I had a bit of fun investigating the mystery of the Portland Vase and its imitations. But then it struck me. Accountant I really admired once told me that my problem was believing that life should be fair. Usually it isn't it just is what it is. Sometimes things work out justly, usually people are rude and unkind but no one makes them pay, thieves become rich, honest men die poor. If you keep struggling to manufacture a belief in a world incompatible with how it really is then you will go insane.
Let's say I could proove that TVU had constructed a forgery. It's a minor point. Begs the question why, first rule of emendation the hesitant excision does the most damage. If you need to cut words cut the whole line. It's less messy.
A high court might have got upset, Perry Mason made his name on things like this. But this is a tribunal of second instance re-examining whether policies and procedures limited to the five expressed at the start were or were not adhered to. They will rule to uphold the complaint in full in part or not at all for each of the five allegations. Then they will make recommendations. And that will be that.

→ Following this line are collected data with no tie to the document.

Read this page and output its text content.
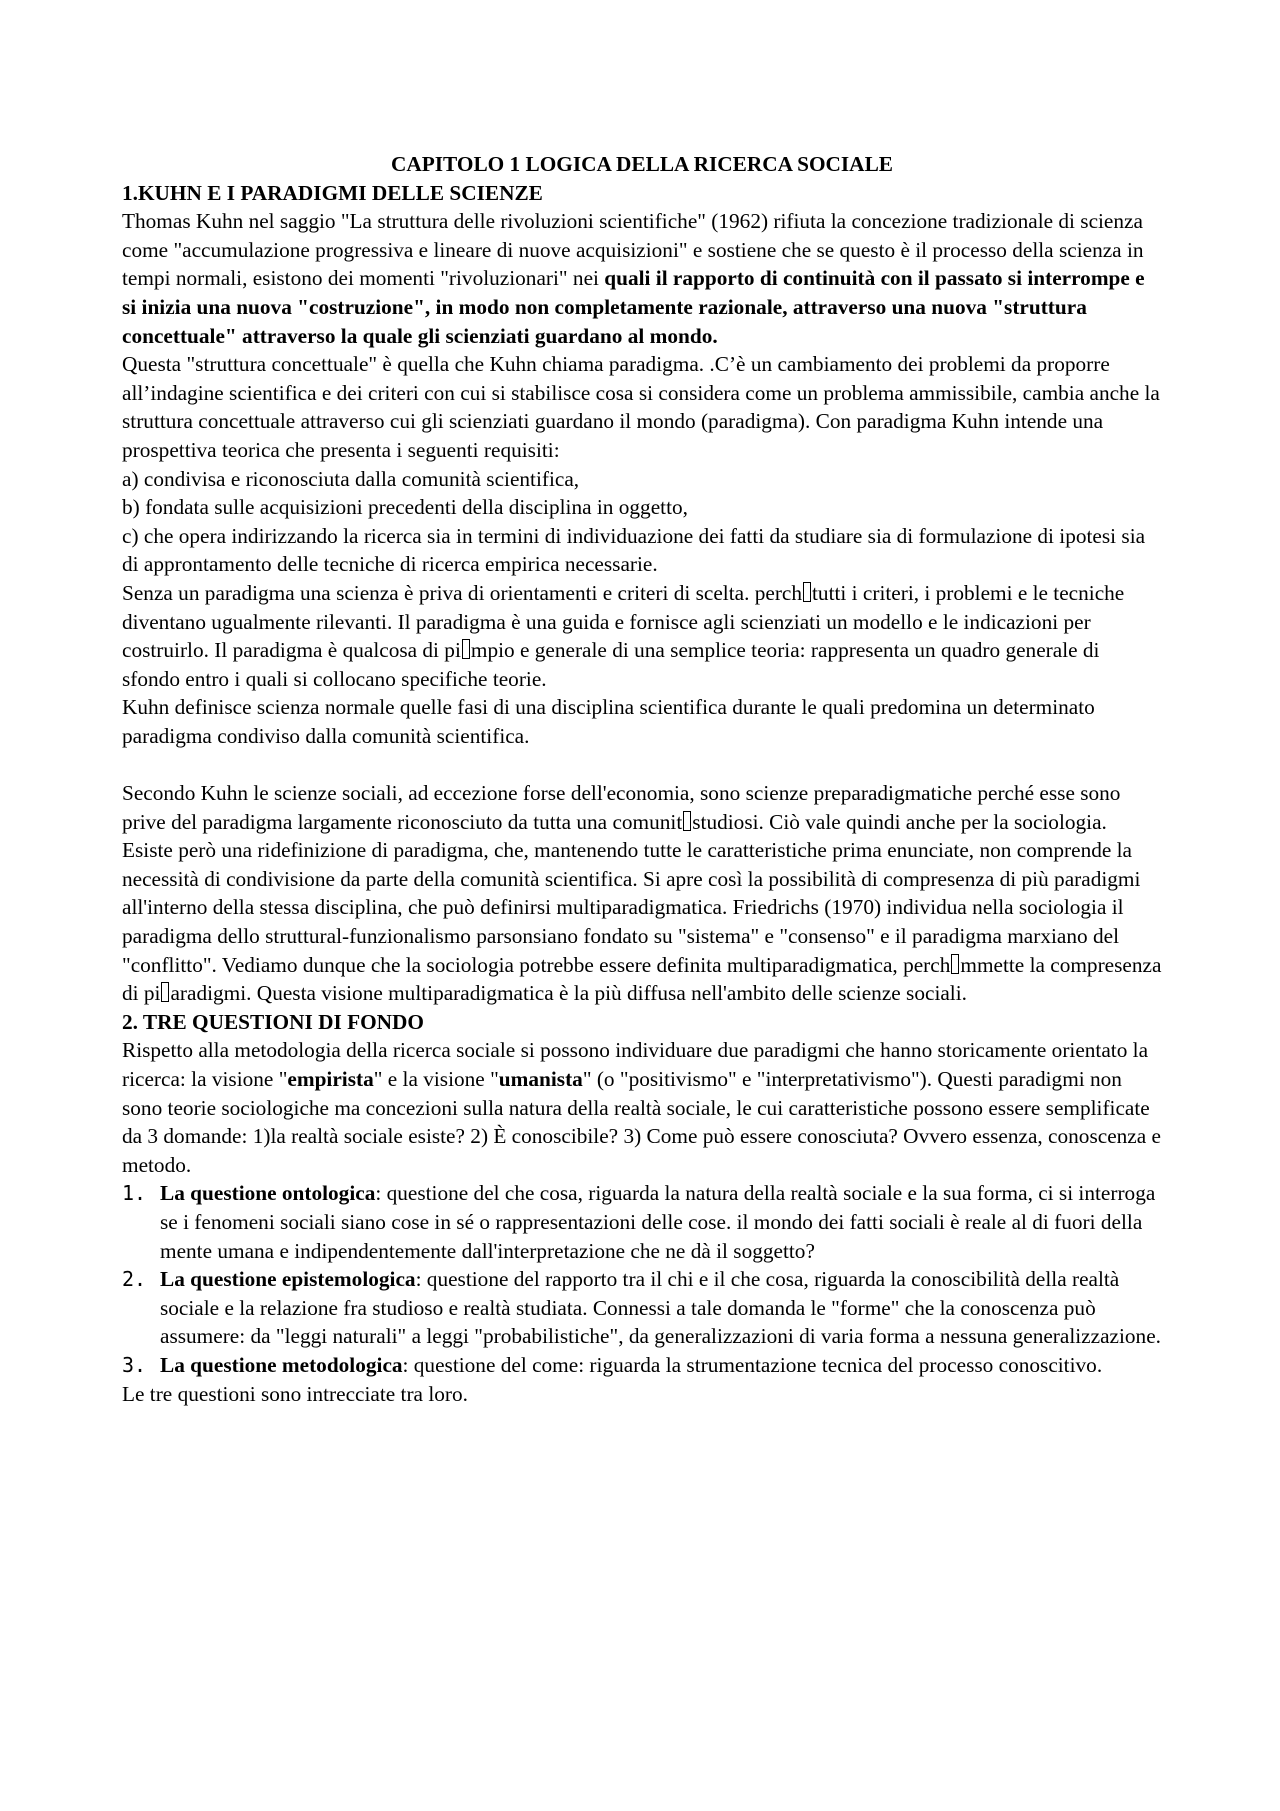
CAPITOLO 1 LOGICA DELLA RICERCA SOCIALE

1.KUHN E I PARADIGMI DELLE SCIENZE

Thomas Kuhn nel saggio "La struttura delle rivoluzioni scientifiche" (1962) rifiuta la concezione tradizionale di scienza come "accumulazione progressiva e lineare di nuove acquisizioni" e sostiene che se questo è il processo della scienza in tempi normali, esistono dei momenti "rivoluzionari" nei quali il rapporto di continuità con il passato si interrompe e si inizia una nuova "costruzione", in modo non completamente razionale, attraverso una nuova "struttura concettuale" attraverso la quale gli scienziati guardano al mondo.

Questa "struttura concettuale" è quella che Kuhn chiama paradigma. .C’è un cambiamento dei problemi da proporre all’indagine scientifica e dei criteri con cui si stabilisce cosa si considera come un problema ammissibile, cambia anche la struttura concettuale attraverso cui gli scienziati guardano il mondo (paradigma). Con paradigma Kuhn intende una prospettiva teorica che presenta i seguenti requisiti:

a) condivisa e riconosciuta dalla comunità scientifica,

b) fondata sulle acquisizioni precedenti della disciplina in oggetto,

c) che opera indirizzando la ricerca sia in termini di individuazione dei fatti da studiare sia di formulazione di ipotesi sia di approntamento delle tecniche di ricerca empirica necessarie.

Senza un paradigma una scienza è priva di orientamenti e criteri di scelta. perch tutti i criteri, i problemi e le tecniche diventano ugualmente rilevanti. Il paradigma è una guida e fornisce agli scienziati un modello e le indicazioni per costruirlo. Il paradigma è qualcosa di pi mpio e generale di una semplice teoria: rappresenta un quadro generale di sfondo entro i quali si collocano specifiche teorie.

Kuhn definisce scienza normale quelle fasi di una disciplina scientifica durante le quali predomina un determinato paradigma condiviso dalla comunità scientifica.

Secondo Kuhn le scienze sociali, ad eccezione forse dell'economia, sono scienze preparadigmatiche perché esse sono prive del paradigma largamente riconosciuto da tutta una comunit studiosi. Ciò vale quindi anche per la sociologia. Esiste però una ridefinizione di paradigma, che, mantenendo tutte le caratteristiche prima enunciate, non comprende la necessità di condivisione da parte della comunità scientifica. Si apre così la possibilità di compresenza di più paradigmi all'interno della stessa disciplina, che può definirsi multiparadigmatica. Friedrichs (1970) individua nella sociologia il paradigma dello struttural-funzionalismo parsonsiano fondato su "sistema" e "consenso" e il paradigma marxiano del "conflitto". Vediamo dunque che la sociologia potrebbe essere definita multiparadigmatica, perch mmette la compresenza di pi aradigmi. Questa visione multiparadigmatica è la più diffusa nell'ambito delle scienze sociali.

2. TRE QUESTIONI DI FONDO

Rispetto alla metodologia della ricerca sociale si possono individuare due paradigmi che hanno storicamente orientato la ricerca: la visione "empirista" e la visione "umanista" (o "positivismo" e "interpretativismo"). Questi paradigmi non sono teorie sociologiche ma concezioni sulla natura della realtà sociale, le cui caratteristiche possono essere semplificate da 3 domande: 1)la realtà sociale esiste? 2) È conoscibile? 3) Come può essere conosciuta? Ovvero essenza, conoscenza e metodo.

1. La questione ontologica: questione del che cosa, riguarda la natura della realtà sociale e la sua forma, ci si interroga se i fenomeni sociali siano cose in sé o rappresentazioni delle cose. il mondo dei fatti sociali è reale al di fuori della mente umana e indipendentemente dall'interpretazione che ne dà il soggetto?
2. La questione epistemologica: questione del rapporto tra il chi e il che cosa, riguarda la conoscibilità della realtà sociale e la relazione fra studioso e realtà studiata. Connessi a tale domanda le "forme" che la conoscenza può assumere: da "leggi naturali" a leggi "probabilistiche", da generalizzazioni di varia forma a nessuna generalizzazione.
3. La questione metodologica: questione del come: riguarda la strumentazione tecnica del processo conoscitivo.

Le tre questioni sono intrecciate tra loro.
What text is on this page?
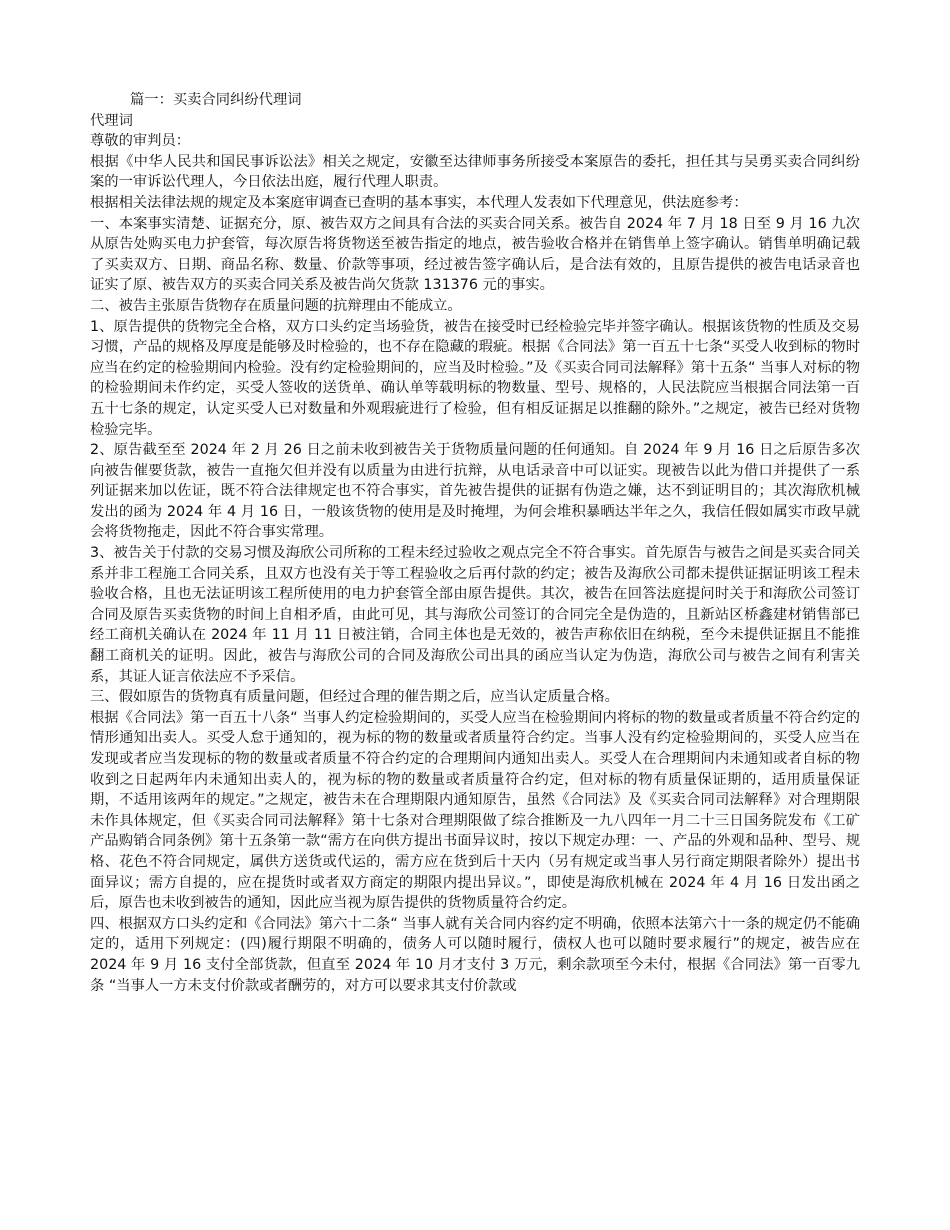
篇一：买卖合同纠纷代理词

代理词

尊敬的审判员：

根据《中华人民共和国民事诉讼法》相关之规定，安徽至达律师事务所接受本案原告的委托，担任其与吴勇买卖合同纠纷案的一审诉讼代理人，今日依法出庭，履行代理人职责。

根据相关法律法规的规定及本案庭审调查已查明的基本事实，本代理人发表如下代理意见，供法庭参考：

一、本案事实清楚、证据充分，原、被告双方之间具有合法的买卖合同关系。被告自 2024 年 7 月 18 日至 9 月 16 九次从原告处购买电力护套管，每次原告将货物送至被告指定的地点，被告验收合格并在销售单上签字确认。销售单明确记载了买卖双方、日期、商品名称、数量、价款等事项，经过被告签字确认后，是合法有效的，且原告提供的被告电话录音也证实了原、被告双方的买卖合同关系及被告尚欠货款 131376 元的事实。

二、被告主张原告货物存在质量问题的抗辩理由不能成立。

1、原告提供的货物完全合格，双方口头约定当场验货，被告在接受时已经检验完毕并签字确认。根据该货物的性质及交易习惯，产品的规格及厚度是能够及时检验的，也不存在隐藏的瑕疵。根据《合同法》第一百五十七条“买受人收到标的物时应当在约定的检验期间内检验。没有约定检验期间的，应当及时检验。”及《买卖合同司法解释》第十五条“ 当事人对标的物的检验期间未作约定，买受人签收的送货单、确认单等载明标的物数量、型号、规格的，人民法院应当根据合同法第一百五十七条的规定，认定买受人已对数量和外观瑕疵进行了检验，但有相反证据足以推翻的除外。”之规定，被告已经对货物检验完毕。

2、原告截至至 2024 年 2 月 26 日之前未收到被告关于货物质量问题的任何通知。自 2024 年 9 月 16 日之后原告多次向被告催要货款，被告一直拖欠但并没有以质量为由进行抗辩，从电话录音中可以证实。现被告以此为借口并提供了一系列证据来加以佐证，既不符合法律规定也不符合事实，首先被告提供的证据有伪造之嫌，达不到证明目的；其次海欣机械发出的函为 2024 年 4 月 16 日，一般该货物的使用是及时掩埋，为何会堆积暴晒达半年之久，我信任假如属实市政早就会将货物拖走，因此不符合事实常理。

3、被告关于付款的交易习惯及海欣公司所称的工程未经过验收之观点完全不符合事实。首先原告与被告之间是买卖合同关系并非工程施工合同关系，且双方也没有关于等工程验收之后再付款的约定；被告及海欣公司都未提供证据证明该工程未验收合格，且也无法证明该工程所使用的电力护套管全部由原告提供。其次，被告在回答法庭提问时关于和海欣公司签订合同及原告买卖货物的时间上自相矛盾，由此可见，其与海欣公司签订的合同完全是伪造的，且新站区桥鑫建材销售部已经工商机关确认在 2024 年 11 月 11 日被注销，合同主体也是无效的，被告声称依旧在纳税，至今未提供证据且不能推翻工商机关的证明。因此，被告与海欣公司的合同及海欣公司出具的函应当认定为伪造，海欣公司与被告之间有利害关系，其证人证言依法应不予采信。

三、假如原告的货物真有质量问题，但经过合理的催告期之后，应当认定质量合格。

根据《合同法》第一百五十八条“ 当事人约定检验期间的，买受人应当在检验期间内将标的物的数量或者质量不符合约定的情形通知出卖人。买受人怠于通知的，视为标的物的数量或者质量符合约定。当事人没有约定检验期间的，买受人应当在发现或者应当发现标的物的数量或者质量不符合约定的合理期间内通知出卖人。买受人在合理期间内未通知或者自标的物收到之日起两年内未通知出卖人的，视为标的物的数量或者质量符合约定，但对标的物有质量保证期的，适用质量保证期，不适用该两年的规定。”之规定，被告未在合理期限内通知原告，虽然《合同法》及《买卖合同司法解释》对合理期限未作具体规定，但《买卖合同司法解释》第十七条对合理期限做了综合推断及一九八四年一月二十三日国务院发布《工矿产品购销合同条例》第十五条第一款“需方在向供方提出书面异议时，按以下规定办理：一、产品的外观和品种、型号、规格、花色不符合同规定，属供方送货或代运的，需方应在货到后十天内（另有规定或当事人另行商定期限者除外）提出书面异议；需方自提的，应在提货时或者双方商定的期限内提出异议。”，即使是海欣机械在 2024 年 4 月 16 日发出函之后，原告也未收到被告的通知，因此应当视为原告提供的货物质量符合约定。

四、根据双方口头约定和《合同法》第六十二条“ 当事人就有关合同内容约定不明确，依照本法第六十一条的规定仍不能确定的，适用下列规定：(四)履行期限不明确的，债务人可以随时履行，债权人也可以随时要求履行”的规定，被告应在 2024 年 9 月 16 支付全部货款，但直至 2024 年 10 月才支付 3 万元，剩余款项至今未付，根据《合同法》第一百零九条 “当事人一方未支付价款或者酬劳的，对方可以要求其支付价款或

It's fun to investigate the mystery of the portland vase in the same way as solving a problem of Syriac Grammar. The real world was not meant for me. I do enjoy Canon Law because it has no repercussions. You get a bunch of corporate lawyers together and you tell them first none of you will make money any more. Then you tell the remainder none of what you determine will have any legal effect in the real world. What you have left is a canonist. No point getting annoyed with them. I understand the joy of pure academic problem mulling.
The journeying is pleasurable marked by landmarks but it's a pilgrimage, we aren't (until the edit I had written are going to oops) going to do anything when we get there because we never get there until we die. Oh the good news is I will probably succeed in maybe three or four of the points and one is substantive. Is that good doctor?